Community Medicine (PSM) · Nutrition (Macro/Micronutrients, RDA, PEM, Nutritional Programmes)

A child is found to have mid-upper arm circumference (MUAC) of 10.8 cm, bilateral pitting oedema up to mid-shin, and presence of flaky-paint skin changes. The MOST accurate diagnosis and WHO severity classification is:

  • A Severe acute malnutrition (SAM) — kwashiorkor type
  • B Moderate acute malnutrition with oedema
  • C Severe acute malnutrition (SAM) — marasmic-kwashiorkor
  • D Severe acute malnutrition — marasmus type
Correct answer: C. Severe acute malnutrition (SAM) — marasmic-kwashiorkor

Explanation

WHO classifies SAM as: marasmus (severe wasting — MUAC <11.5 cm, WHZ <-3, no oedema), kwashiorkor (bilateral pitting oedema without or with modest wasting), and marasmic-kwashiorkor (both severe wasting AND bilateral oedema present simultaneously).

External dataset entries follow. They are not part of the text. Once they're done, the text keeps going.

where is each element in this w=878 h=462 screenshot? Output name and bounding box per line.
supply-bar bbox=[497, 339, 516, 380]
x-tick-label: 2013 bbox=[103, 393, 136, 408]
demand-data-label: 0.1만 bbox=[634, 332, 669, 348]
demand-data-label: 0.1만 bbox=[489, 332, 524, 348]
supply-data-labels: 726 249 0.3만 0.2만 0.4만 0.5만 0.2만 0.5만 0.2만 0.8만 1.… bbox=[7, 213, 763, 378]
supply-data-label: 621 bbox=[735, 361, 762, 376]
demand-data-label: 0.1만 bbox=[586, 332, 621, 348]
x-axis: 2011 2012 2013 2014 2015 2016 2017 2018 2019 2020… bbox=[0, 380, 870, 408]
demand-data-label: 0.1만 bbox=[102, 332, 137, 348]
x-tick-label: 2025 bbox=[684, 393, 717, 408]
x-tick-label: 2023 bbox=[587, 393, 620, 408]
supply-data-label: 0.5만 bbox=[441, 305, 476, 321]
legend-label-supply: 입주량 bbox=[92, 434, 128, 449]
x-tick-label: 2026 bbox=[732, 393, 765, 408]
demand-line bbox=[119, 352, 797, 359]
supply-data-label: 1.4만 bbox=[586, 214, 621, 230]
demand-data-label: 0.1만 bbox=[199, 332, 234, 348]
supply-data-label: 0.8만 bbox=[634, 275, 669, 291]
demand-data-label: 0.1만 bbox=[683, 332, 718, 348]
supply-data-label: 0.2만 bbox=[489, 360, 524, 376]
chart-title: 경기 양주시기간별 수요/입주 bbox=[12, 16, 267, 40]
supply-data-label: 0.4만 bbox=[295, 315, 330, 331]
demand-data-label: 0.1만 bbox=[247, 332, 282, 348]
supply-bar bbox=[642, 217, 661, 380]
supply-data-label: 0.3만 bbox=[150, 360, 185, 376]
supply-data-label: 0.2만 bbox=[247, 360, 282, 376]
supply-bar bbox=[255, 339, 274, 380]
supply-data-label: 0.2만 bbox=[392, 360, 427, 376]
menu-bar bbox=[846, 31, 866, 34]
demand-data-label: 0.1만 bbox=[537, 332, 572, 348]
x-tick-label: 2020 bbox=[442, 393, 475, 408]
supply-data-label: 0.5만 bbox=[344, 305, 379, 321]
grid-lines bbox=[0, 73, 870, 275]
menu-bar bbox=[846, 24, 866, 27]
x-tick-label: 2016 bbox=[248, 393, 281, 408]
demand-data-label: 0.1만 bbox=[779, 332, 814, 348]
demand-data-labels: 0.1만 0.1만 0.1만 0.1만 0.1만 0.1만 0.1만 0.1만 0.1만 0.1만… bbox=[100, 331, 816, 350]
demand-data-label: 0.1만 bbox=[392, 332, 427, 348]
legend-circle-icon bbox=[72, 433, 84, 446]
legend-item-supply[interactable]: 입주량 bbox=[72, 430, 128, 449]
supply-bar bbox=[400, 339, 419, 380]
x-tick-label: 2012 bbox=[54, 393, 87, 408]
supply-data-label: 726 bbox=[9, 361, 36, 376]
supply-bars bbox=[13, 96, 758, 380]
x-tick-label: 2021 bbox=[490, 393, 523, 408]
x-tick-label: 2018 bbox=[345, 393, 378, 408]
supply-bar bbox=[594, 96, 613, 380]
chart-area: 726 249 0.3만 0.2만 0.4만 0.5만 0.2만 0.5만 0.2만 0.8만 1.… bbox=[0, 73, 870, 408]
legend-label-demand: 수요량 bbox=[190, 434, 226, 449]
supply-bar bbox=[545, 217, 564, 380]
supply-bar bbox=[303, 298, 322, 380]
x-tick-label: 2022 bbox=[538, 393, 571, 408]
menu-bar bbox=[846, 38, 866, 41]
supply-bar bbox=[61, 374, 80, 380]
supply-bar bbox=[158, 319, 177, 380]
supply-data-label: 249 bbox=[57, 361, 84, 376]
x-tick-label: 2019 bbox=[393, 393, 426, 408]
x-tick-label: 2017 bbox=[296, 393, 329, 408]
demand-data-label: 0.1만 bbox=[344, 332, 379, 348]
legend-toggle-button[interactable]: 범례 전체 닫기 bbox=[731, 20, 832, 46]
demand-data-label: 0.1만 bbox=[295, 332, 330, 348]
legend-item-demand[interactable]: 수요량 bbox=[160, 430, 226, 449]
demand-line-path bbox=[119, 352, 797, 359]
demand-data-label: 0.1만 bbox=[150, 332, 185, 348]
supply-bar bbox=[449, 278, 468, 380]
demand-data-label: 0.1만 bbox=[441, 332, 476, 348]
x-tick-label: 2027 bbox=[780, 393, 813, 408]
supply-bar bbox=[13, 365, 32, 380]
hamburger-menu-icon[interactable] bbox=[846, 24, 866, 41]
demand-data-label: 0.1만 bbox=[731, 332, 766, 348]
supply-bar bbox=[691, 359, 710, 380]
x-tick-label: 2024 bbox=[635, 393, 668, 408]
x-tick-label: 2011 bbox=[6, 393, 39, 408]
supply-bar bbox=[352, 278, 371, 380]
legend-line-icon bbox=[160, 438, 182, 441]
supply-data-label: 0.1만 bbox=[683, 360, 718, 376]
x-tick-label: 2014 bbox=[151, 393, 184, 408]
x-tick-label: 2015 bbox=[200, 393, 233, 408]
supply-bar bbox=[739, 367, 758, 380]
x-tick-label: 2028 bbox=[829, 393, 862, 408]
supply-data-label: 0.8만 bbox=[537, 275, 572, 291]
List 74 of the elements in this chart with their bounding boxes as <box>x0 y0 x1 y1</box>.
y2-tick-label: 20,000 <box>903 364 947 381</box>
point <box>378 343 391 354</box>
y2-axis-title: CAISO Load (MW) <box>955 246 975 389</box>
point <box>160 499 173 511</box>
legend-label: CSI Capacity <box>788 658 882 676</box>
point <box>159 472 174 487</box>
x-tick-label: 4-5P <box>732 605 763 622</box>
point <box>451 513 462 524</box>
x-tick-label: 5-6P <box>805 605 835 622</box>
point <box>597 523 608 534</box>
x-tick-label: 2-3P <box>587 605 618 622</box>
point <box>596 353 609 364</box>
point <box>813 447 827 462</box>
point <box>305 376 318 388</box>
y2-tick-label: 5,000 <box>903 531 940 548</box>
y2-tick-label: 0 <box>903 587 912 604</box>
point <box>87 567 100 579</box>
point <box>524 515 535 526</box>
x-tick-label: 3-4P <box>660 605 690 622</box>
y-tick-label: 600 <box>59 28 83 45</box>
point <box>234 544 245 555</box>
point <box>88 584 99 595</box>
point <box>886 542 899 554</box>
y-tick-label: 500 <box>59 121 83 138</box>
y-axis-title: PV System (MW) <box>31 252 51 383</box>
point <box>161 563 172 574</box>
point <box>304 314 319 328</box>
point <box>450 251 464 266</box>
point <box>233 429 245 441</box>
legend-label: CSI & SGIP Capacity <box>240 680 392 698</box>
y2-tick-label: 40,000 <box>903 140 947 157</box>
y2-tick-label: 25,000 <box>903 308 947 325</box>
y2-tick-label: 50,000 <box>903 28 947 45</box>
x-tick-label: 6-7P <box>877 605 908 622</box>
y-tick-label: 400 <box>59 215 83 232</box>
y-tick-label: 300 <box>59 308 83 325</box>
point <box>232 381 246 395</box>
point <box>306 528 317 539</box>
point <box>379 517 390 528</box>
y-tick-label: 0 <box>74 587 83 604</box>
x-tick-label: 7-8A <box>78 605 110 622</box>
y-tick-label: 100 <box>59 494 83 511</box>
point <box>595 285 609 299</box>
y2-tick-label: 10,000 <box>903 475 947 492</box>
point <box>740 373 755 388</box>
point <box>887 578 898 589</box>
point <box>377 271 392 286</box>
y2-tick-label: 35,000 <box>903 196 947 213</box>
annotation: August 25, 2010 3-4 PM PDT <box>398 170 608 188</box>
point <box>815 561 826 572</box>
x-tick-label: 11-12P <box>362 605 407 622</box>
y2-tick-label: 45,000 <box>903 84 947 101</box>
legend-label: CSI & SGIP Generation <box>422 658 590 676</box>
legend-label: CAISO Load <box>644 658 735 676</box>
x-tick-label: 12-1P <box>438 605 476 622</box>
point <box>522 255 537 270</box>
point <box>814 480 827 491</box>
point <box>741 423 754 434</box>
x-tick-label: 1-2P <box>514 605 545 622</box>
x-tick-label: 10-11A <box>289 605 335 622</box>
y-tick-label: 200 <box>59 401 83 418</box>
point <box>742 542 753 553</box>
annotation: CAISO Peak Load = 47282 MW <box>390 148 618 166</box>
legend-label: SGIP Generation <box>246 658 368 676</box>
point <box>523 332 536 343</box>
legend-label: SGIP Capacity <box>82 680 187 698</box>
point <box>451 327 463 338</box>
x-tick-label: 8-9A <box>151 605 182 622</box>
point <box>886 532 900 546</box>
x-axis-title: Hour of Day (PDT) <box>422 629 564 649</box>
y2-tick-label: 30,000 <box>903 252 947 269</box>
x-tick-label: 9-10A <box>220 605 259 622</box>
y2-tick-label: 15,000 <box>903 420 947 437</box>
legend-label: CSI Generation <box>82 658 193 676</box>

This child has MUAC 10.8 cm (indicating severe wasting/marasmus) plus bilateral pitting oedema (indicating kwashiorkor), making it marasmic-kwashiorkor — the most severe form with the highest mortality. Flaky-paint dermatosis is characteristic of kwashiorkor/marasmic-kwashiorkor due to protein deficiency and pellagroid skin changes.

Reference: Park's Textbook of Preventive and Social Medicine, 27th ed.